Monday, April 10, 2017

Shale Law Weeky Review - April 10, 2017

Written by Jacqueline Schweichler - Education Programs Coordinator

The following information is an update of recent, local, state, national, and international legal developments relevant to shale gas.

U.S. Supreme Court Denies DOJ’s Motion to Hold WOTUS Litigation in Abeyance
On April 3, 2017, the Supreme Court of the United States denied the Justice Department’s request to hold in abeyance the litigation over the Waters of the United States (WOTUS) rule (Nat’l Ass’n of Mfrs. v. DOD, 2017 U.S. LEXIS 2322). The WOTUS rule proposes to define the scope of the waters encompassed by the Clean Water Act to include more waterways and water sources. The new administration had hoped to delay the case in order to obtain more time to review the regulation, according to the Washington Examiner.
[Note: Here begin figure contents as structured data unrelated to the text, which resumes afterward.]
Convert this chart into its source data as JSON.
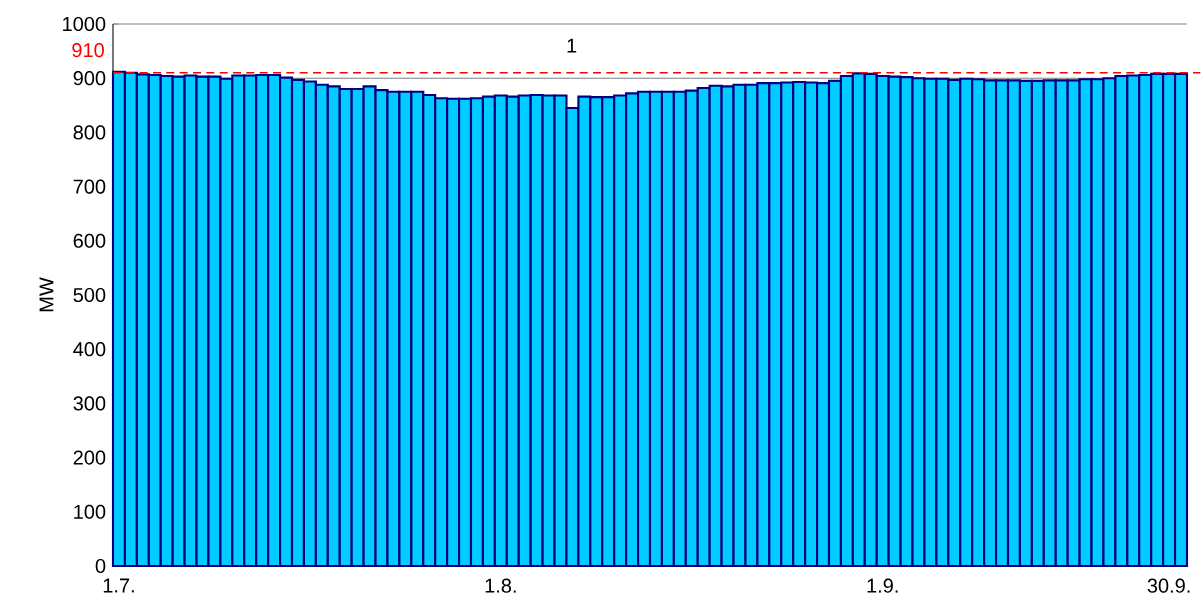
{
  "chart_data": {
    "type": "bar",
    "ylabel": "MW",
    "categories": [
      "1.7.",
      null,
      null,
      null,
      null,
      null,
      null,
      null,
      null,
      null,
      null,
      null,
      null,
      null,
      null,
      null,
      null,
      null,
      null,
      null,
      null,
      null,
      null,
      null,
      null,
      null,
      null,
      null,
      null,
      null,
      null,
      null,
      "1.8.",
      null,
      null,
      null,
      null,
      null,
      null,
      null,
      null,
      null,
      null,
      null,
      null,
      null,
      null,
      null,
      null,
      null,
      null,
      null,
      null,
      null,
      null,
      null,
      null,
      null,
      null,
      null,
      null,
      null,
      null,
      null,
      "1.9.",
      null,
      null,
      null,
      null,
      null,
      null,
      null,
      null,
      null,
      null,
      null,
      null,
      null,
      null,
      null,
      null,
      null,
      null,
      null,
      null,
      null,
      null,
      null,
      "30.9.",
      null
    ],
    "values": [
      912,
      910,
      907,
      906,
      904,
      903,
      905,
      903,
      903,
      899,
      905,
      905,
      906,
      906,
      901,
      897,
      894,
      888,
      885,
      880,
      880,
      885,
      878,
      875,
      875,
      875,
      869,
      863,
      862,
      862,
      863,
      866,
      868,
      866,
      868,
      869,
      868,
      868,
      845,
      866,
      865,
      865,
      868,
      872,
      875,
      875,
      875,
      875,
      877,
      882,
      886,
      885,
      888,
      888,
      891,
      891,
      892,
      893,
      892,
      891,
      895,
      904,
      909,
      908,
      904,
      903,
      902,
      900,
      899,
      899,
      897,
      899,
      898,
      896,
      896,
      896,
      895,
      895,
      896,
      896,
      896,
      898,
      898,
      900,
      904,
      905,
      906,
      908,
      908,
      908
    ],
    "color": "#00ccff",
    "ylim": [
      0,
      1000
    ],
    "yticks": [
      0,
      100,
      200,
      300,
      400,
      500,
      600,
      700,
      800,
      900,
      1000
    ],
    "grid": "y",
    "ref_lines": [
      {
        "axis": "y",
        "value": 910,
        "label": "910",
        "color": "#ff0000",
        "line_style": "dashed"
      }
    ],
    "annotations": [
      "1"
    ]
  }
}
DOI Intends to Repeal 2017 Oil and Gas Valuation Reform Rule
On April 4, 2017, the United States Department of the Interior (DOI) announced in a press release their intent to repeal the Consolidated Federal Oil & Gas and Federal & Indian Coal Valuation Reform Rule (2017 Valuation Rule). The purpose of the 2017 Valuation Rule was “to offer greater simplicity, certainty, clarity, and consistency…” and “to ensure that Indian mineral lessors received maximum revenues…” In addition, the rule was meant to provide greater certainty that companies were in compliance as well as to decrease costs. The DOI stated that several parts of the rule “warrant reconsideration to meet policy and implementation objectives.”

Federal Judge Denies Exxon Motion for Preliminary Injunction
On March 30, 2017, the United States District Court for the Southern District of New York denied Exxon Mobil Corporation’s Motion for Preliminary Injunction. (Exxon Mobil Corp. v. Healey, 16-cv-00469). The case was brought by Exxon to stop fraud investigations initiated by the attorneys general of Massachusetts and New York. The purpose of the investigations is to determine if statements by Exxon about climate change constitute fraud against the public and its shareholders. In addition, the court denied Maryland’s Motion for Leave to Proceed Without Local Counsel. The court also ordered a status conference to be held April 21, 2017.

Maryland Approves Bill Banning Hydraulic Fracturing
On April 4, 2017, Maryland Governor Larry Hogan signed House Bill 1325 which will ban hydraulic fracturing in the state of Maryland. The bill specifically prohibits persons “from engaging in the hydraulic fracturing of a well for the exploration or production of oil or natural gas in the State…” Maryland currently has no hydraulic fracturing operations, but they do have natural gas reserves in western Maryland, according to the York Dispatch.

Study by PennEnvironment Examines Patterns of Hydraulic Fracturing Violations
On March 28, 2017, PennEnvironment Research and Policy Center released a study examining consequences of hydraulic fracturing regulation violations. The study is entitled “Oil and Gas Industry Environmental Violations in Pennsylvania.” PennEnvironment found that only 17 percent of violations resulted in a fine upon the drilling company. In addition, they found that the median fine paid by the operator was approximately $5,000, and that since 2008, more than 50 companies have been cited for pollution in Pennsylvania.